Now, AMD, by moving the memory controller to the I/O die, should be able to bin the performance of the memory controller and I/O die overall. That can help to achieve the higher official memory speed. But, that also means that, in certain scenarios, like mainstream chips with dual channel memory support which requires less bandwidth than potentially that of Threadripper or Epyc, it may be more beneficial to use 1:2 mode to allow the memory to hit high 3000 to 4000MHz on the binned I/O dies, as the benefits of using 1:1 may not scale, while also reducing the frequency selected, thereby effecting memory bandwidth and latency. It would also increase the power draw, causing more heat, etc.

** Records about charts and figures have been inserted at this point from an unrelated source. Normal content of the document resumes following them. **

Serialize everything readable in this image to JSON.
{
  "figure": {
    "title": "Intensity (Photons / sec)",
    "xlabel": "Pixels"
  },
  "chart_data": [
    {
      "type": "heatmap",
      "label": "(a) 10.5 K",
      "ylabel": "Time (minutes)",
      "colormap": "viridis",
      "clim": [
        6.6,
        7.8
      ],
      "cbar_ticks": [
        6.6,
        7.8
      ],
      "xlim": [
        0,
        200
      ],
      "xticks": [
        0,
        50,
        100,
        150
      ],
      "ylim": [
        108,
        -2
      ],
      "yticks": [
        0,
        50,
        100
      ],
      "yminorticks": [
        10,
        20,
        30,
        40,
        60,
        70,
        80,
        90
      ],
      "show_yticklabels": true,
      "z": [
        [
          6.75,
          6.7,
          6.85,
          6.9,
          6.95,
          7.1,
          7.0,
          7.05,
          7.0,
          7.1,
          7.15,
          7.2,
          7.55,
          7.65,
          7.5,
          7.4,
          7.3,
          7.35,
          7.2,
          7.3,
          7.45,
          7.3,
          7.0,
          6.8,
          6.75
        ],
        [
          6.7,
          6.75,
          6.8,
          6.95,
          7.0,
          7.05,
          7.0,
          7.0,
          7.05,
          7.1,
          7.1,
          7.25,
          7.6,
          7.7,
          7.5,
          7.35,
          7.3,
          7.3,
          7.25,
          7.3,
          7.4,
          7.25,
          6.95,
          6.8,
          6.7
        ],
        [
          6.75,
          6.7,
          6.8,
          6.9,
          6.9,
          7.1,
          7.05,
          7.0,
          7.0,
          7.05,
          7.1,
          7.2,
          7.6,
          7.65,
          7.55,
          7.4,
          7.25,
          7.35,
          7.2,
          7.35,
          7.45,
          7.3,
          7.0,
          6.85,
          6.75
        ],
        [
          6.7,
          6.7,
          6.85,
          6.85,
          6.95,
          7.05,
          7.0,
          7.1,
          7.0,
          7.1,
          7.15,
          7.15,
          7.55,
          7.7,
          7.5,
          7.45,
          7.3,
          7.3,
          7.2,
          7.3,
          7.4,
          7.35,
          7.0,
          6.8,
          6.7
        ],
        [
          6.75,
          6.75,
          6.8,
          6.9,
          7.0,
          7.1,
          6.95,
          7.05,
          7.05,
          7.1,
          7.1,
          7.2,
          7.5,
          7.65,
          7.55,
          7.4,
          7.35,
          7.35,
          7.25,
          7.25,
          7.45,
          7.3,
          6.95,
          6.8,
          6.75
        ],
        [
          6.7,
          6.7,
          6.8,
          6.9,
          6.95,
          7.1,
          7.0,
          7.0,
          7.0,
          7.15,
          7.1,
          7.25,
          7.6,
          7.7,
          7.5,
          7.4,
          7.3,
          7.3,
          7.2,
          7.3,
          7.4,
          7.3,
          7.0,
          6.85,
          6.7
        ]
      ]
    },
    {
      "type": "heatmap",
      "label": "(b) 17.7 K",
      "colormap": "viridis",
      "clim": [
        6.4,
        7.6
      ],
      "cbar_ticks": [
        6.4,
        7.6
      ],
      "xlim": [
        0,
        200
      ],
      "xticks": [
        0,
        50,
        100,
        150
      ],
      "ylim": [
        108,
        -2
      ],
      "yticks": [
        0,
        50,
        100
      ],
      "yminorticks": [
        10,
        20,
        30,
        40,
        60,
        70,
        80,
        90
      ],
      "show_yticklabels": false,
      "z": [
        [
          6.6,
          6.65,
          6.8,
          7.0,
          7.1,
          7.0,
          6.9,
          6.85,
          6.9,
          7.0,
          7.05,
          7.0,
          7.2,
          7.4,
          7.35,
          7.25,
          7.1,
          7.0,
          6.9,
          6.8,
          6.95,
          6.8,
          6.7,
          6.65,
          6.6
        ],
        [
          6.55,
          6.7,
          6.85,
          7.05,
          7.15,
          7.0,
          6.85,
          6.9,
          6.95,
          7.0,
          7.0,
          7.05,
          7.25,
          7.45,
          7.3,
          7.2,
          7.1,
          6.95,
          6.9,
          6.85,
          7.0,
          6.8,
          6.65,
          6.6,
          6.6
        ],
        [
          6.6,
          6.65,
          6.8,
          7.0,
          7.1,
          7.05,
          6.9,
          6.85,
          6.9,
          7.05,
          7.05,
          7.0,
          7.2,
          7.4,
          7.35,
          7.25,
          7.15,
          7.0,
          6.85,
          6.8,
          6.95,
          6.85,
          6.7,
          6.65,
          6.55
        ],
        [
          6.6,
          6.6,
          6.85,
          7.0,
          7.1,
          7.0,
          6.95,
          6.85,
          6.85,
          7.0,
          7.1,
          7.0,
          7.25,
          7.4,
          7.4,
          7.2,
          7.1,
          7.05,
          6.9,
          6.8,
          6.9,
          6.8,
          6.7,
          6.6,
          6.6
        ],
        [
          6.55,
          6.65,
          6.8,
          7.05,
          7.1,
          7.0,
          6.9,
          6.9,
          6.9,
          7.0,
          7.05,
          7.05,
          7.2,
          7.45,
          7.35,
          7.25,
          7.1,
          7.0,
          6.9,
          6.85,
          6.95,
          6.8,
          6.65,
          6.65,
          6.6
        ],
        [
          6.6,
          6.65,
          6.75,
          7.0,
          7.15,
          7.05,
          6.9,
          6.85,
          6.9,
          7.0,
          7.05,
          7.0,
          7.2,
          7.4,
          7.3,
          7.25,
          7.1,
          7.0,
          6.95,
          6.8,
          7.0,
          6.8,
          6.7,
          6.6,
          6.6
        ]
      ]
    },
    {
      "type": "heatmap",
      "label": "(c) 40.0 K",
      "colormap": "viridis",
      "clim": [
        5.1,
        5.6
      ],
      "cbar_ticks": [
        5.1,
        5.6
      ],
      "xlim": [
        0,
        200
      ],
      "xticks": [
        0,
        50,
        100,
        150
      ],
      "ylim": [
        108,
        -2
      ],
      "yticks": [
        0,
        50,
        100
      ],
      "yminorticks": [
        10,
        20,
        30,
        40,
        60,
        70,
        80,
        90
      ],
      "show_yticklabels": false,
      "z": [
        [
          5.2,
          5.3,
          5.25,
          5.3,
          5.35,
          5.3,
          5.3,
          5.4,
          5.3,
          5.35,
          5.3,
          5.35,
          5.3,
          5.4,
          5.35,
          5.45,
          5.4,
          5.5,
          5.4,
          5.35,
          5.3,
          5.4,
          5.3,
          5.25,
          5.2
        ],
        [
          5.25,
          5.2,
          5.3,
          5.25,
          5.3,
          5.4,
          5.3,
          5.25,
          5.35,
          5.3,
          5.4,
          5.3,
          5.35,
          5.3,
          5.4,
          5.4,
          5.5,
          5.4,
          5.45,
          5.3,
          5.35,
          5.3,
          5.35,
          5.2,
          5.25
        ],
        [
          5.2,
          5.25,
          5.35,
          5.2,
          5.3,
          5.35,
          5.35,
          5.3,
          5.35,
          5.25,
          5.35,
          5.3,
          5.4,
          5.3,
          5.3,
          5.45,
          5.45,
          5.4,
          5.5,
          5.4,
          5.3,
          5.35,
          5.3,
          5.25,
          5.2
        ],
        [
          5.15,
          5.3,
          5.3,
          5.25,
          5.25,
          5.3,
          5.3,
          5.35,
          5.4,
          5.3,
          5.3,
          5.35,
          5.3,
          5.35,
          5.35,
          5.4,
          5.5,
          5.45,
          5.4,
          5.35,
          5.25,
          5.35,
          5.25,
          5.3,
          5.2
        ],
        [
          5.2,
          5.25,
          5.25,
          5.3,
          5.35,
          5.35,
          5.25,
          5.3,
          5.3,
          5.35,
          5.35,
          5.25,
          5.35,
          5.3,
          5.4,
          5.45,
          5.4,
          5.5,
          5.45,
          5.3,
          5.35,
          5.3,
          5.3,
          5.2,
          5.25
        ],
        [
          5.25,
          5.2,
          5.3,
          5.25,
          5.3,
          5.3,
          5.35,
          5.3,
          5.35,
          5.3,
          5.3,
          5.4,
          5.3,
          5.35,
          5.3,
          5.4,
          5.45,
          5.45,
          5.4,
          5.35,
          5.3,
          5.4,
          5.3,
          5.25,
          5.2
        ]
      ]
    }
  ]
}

On the other hand, for Threadripper and Epyc users, with quad channel and octochannel memory configurations, achieving higher speeds is a bit more difficult, and they have more potential memory bandwidth than the mainstream CPUs. I would argue this is where the true benefit of a 1:1 setting would lie.
This has a couple implications:
A) the new divisor likely is not going to be backwards compatible with current generation offerings from AMD,
B) the new divisor may not be the best setup for mainstream CPUs on the new generation, depending on different factors, and
C) when overclocking with the new processors, if the above changes were made to allow lower power draw and higher frequencies, a person may want to explore the trade offs of using 1:1 vs 1:2 relative to the stable function of memory and IF, in the event that memory overclocking is able to achieve higher frequencies due to binning of I/O dies.
So I must admit, I have numerous embedded assumptions about what would have had to have taken place for this to be achievable on Zen 2. It also shows why the function of data fabric is important, and why Intel and Nvidia are bidding for the purchase of Mellanox for their IP.
Sorry if I missed something. Just waking up with my morning coffee, so forgive if my morning cloudiness effected some element of this discussion. If nothing else, this shows how much we still don't know about the upcoming platform.
And I'm looking forward to seeing that article!